Visualizing Open Source Project Commit Histories
In the Style of Joy Division's Unknown Pleasures
Recently, I came across this excellent interview with the graphic designer Peter Saville describing the origin of Joy Division’s famous cover for Unknown Pleasures.
I hadn’t realized that the image was a scientific visualization of the data from a pulsar (actually data from the first discovered pulsar PSR B1919+21), but now that I know the history I somehow find it even more compelling.
I decided to recreate the visual form of the image, but needed an appropriate data source. Since I’d been experimenting with the visualization of open source commit histories recently, I thought I’d start with that data and see how things looked.
One of the challenges with data visualization (at least for me) is dealing with the mismatches that inevitably happen between the image I had in my mind and the one that the data actually creates. I guess that’s pretty common, as both Nadieh Bremer and Shirley Wu both mention it in Data Sketches. (The Data Sketches book is excellent, by the way. If you’re interested in data visualization you should definitely get it.)
Anyway, my intuition was that, if you aggregated the changes made over the history of the project, there would be some interesting patterns that would fit the pseudo-3D layout of the original image. So I set about to pull some data from various projects to see if that was true.
Exploring the Data
I usually start a new visualization project by putting a dataset into Observable and then interactively experimenting with various visualizations to better understand the shape of the data. Because this is exploratory visualization, I want to be able to quickly create many different types of visualizations to open/close exploration options. I use Vega Lite (specifically the Vega Lite API JS wrapper) to do this. Take a look at this introduction if you’re interested in seeing how the combination of Observable and Vega Lite can really accelerate data exploration.

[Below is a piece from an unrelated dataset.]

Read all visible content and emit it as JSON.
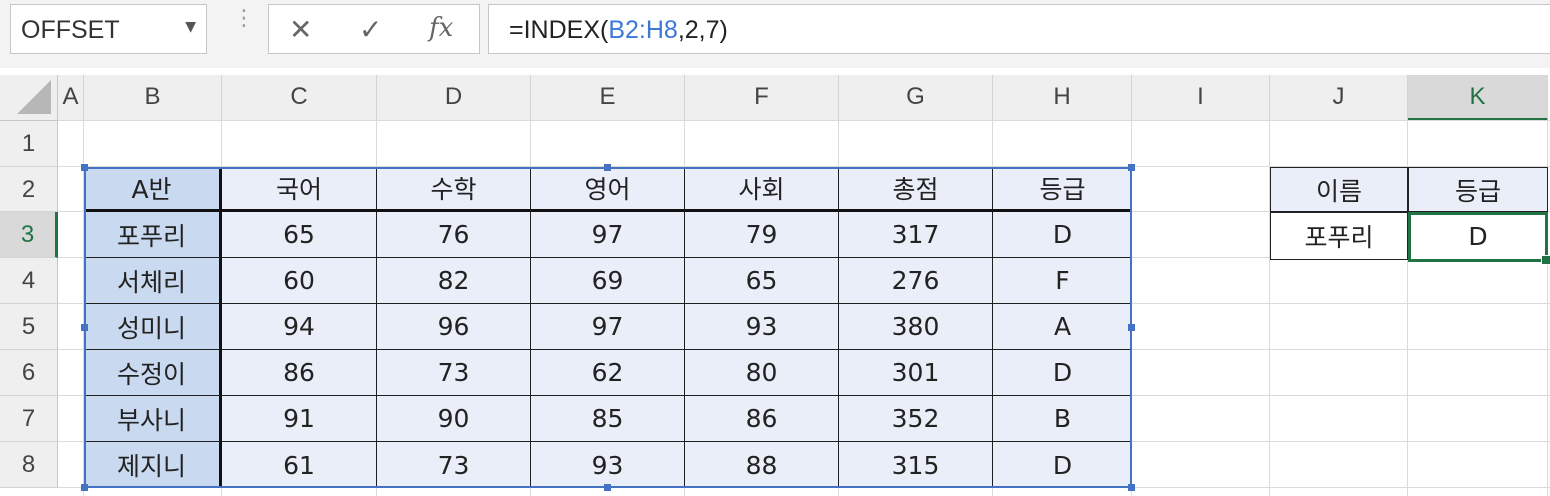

I first exported the git commit history from the Visual Studio Code repository, taking care not to normalize the commit times. I wanted the author’s local commit times so that they could be aggregated in a way that represented an author’s day, not the project-wide perspective. I was also curious as to whether there might be interesting information in the timezone offsets, so I exported the author commit time and parsed it by hand into these various components.

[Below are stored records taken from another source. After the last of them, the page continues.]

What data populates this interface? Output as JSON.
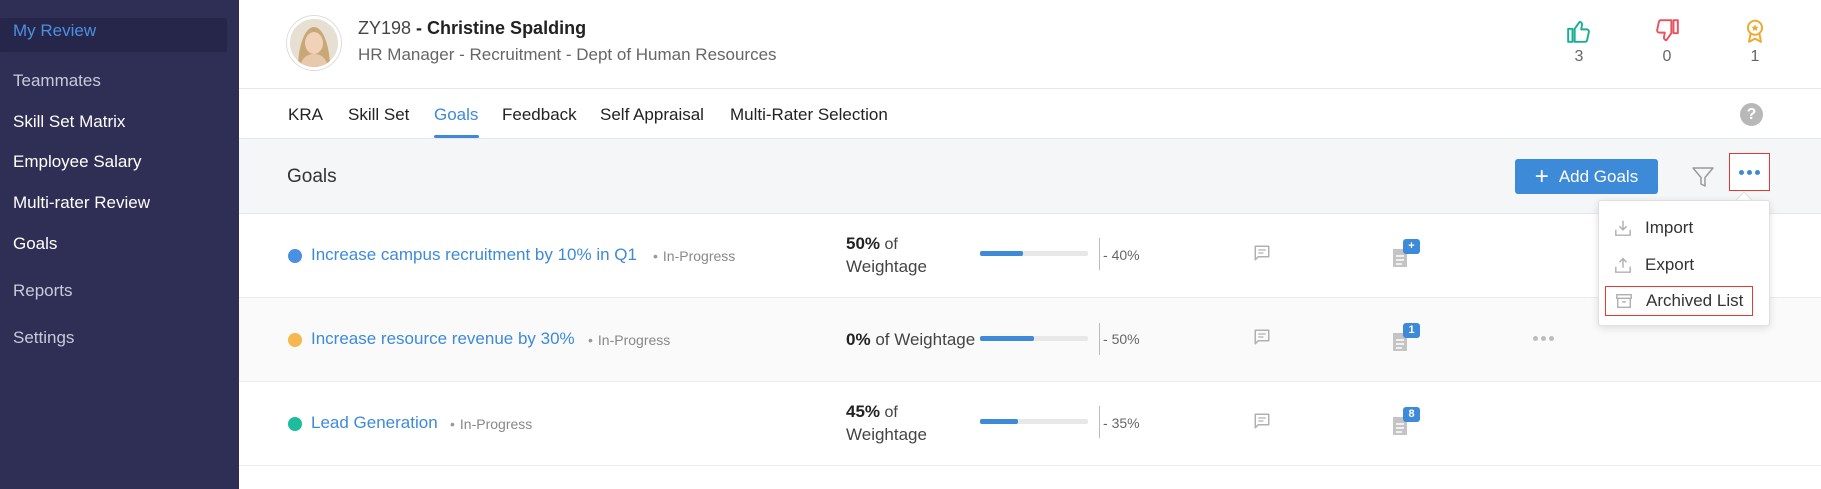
{
  "sidebar": {
    "items": [
      {
        "label": "My Review",
        "active": true
      },
      {
        "label": "Teammates"
      },
      {
        "label": "Skill Set Matrix"
      },
      {
        "label": "Employee Salary"
      },
      {
        "label": "Multi-rater Review"
      },
      {
        "label": "Goals"
      },
      {
        "label": "Reports"
      },
      {
        "label": "Settings"
      }
    ]
  },
  "employee": {
    "id": "ZY198",
    "separator": " - ",
    "name": "Christine Spalding",
    "subtitle": "HR Manager - Recruitment - Dept of Human Resources"
  },
  "stats": {
    "likes": {
      "icon": "thumbs-up-icon",
      "count": "3",
      "color": "#1aaf94"
    },
    "dislikes": {
      "icon": "thumbs-down-icon",
      "count": "0",
      "color": "#e8545e"
    },
    "awards": {
      "icon": "award-icon",
      "count": "1",
      "color": "#f0a830"
    }
  },
  "tabs": [
    {
      "label": "KRA"
    },
    {
      "label": "Skill Set"
    },
    {
      "label": "Goals",
      "active": true
    },
    {
      "label": "Feedback"
    },
    {
      "label": "Self Appraisal"
    },
    {
      "label": "Multi-Rater Selection"
    }
  ],
  "help": {
    "label": "?"
  },
  "toolbar": {
    "title": "Goals",
    "add_label": "Add Goals",
    "add_icon": "+"
  },
  "goals": [
    {
      "title": "Increase campus recruitment by 10% in Q1",
      "status": "In-Progress",
      "dot_color": "#4a90e2",
      "weight_value": "50%",
      "weight_text": "of Weightage",
      "progress": 40,
      "progress_label": "40%",
      "badge": "+"
    },
    {
      "title": "Increase resource revenue by 30%",
      "status": "In-Progress",
      "dot_color": "#f5b74e",
      "weight_value": "0%",
      "weight_text": "of Weightage",
      "progress": 50,
      "progress_label": "50%",
      "badge": "1"
    },
    {
      "title": "Lead Generation",
      "status": "In-Progress",
      "dot_color": "#1cbc9c",
      "weight_value": "45%",
      "weight_text": "of Weightage",
      "progress": 35,
      "progress_label": "35%",
      "badge": "8"
    }
  ],
  "progress_prefix": "- ",
  "dropdown": {
    "items": [
      {
        "label": "Import",
        "icon": "import-icon"
      },
      {
        "label": "Export",
        "icon": "export-icon"
      },
      {
        "label": "Archived List",
        "icon": "archive-icon",
        "highlighted": true
      }
    ]
  },
  "colors": {
    "sidebar_bg": "#2f2f55",
    "accent": "#3d8ad9",
    "highlight_border": "#e53935"
  }
}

I also needed to aggregate the commits in some way that made it possible to layer timespans on the y-axis. I started by counting the number of commits (circle radius) in each minute of the day (x-axis), and then combining the year and month as the y-axis. This looked promising:
That is an amazingly consistent lunch hour! 😆
Unfortunately, once I put this data into d3 to actually create the visualization, the results were not very compelling:
Even though I could see that there was a clear pattern to the data, aggregating by minute obscured it by providing too much detail. I experimented with a variety of aggregation windows until I landed on 30 minutes, which seemed to best capture the pattern that I saw in Observable while not smoothing things out to such an extent that it was no longer visually interesting.
A couple of titles later and I had the final version. Each line represents a full month of commits, broken into 30 minute bins.
I thought that the clear separation between morning and afternoon was pretty interesting, and I was honestly surprised at the consistency over time. I realized that the reason for this was that, even though Visual Studio Code is an open source project, it’s primarily a Microsoft-driven effort.
I decided to run the commit history of some other open source projects through the same pipeline, unmodified, to see how they compared.
I started with React. React’s repository has 14,010 commits over its eight year commit history, compared to Visual Studio’s 79,457 (as of this writing).
I thought it was interesting to see how React seems to have had a period of time where contributions leveled off, and then increased dramatically again for another several months.1
The React team also seems to have a few more night owls working on it, with the far left side showing pretty regular post-midnight contributions.
Then I decided to take a look at Google’s TensorFlow. 108,084 commits, starting in November of 2015.
The distribution here seems closer to that of Visual Studio, although without the very distinct morning/afternoon separation.
I’d also guess that there’s something automated happening in the early morning. You can see it shift by an hour forward and backward every few months. Everyone’s favorite villain, daylight saving time. 😭
What I like about this is that it’s clear that the project has gone through some big changes over time. At the beginning, there was a lot of late night hacking happening, and the contributions seem pretty consistent over that time period.
There’s a major change in contributions, however, starting about one third into the project history. You can see the number of contributions increase dramatically compared to the first third, and stay that way.
It also seems not to have such a clear “company project” vibe, as the contribution times are all over the place.
For the small-ish amount of work that I put into this, I found the results to be pretty interesting, and I’m glad I did it. Being able to compare various projects against one another was something that I hadn’t planned to do, but once the tools had been created, that was effectively free.
If I wasn’t creating a stylized visualization, I think it’d be helpful to have a margin histogram for each month showing the total contributions for that month. At the moment the aggregate contributions for the month are hard to see. ↩︎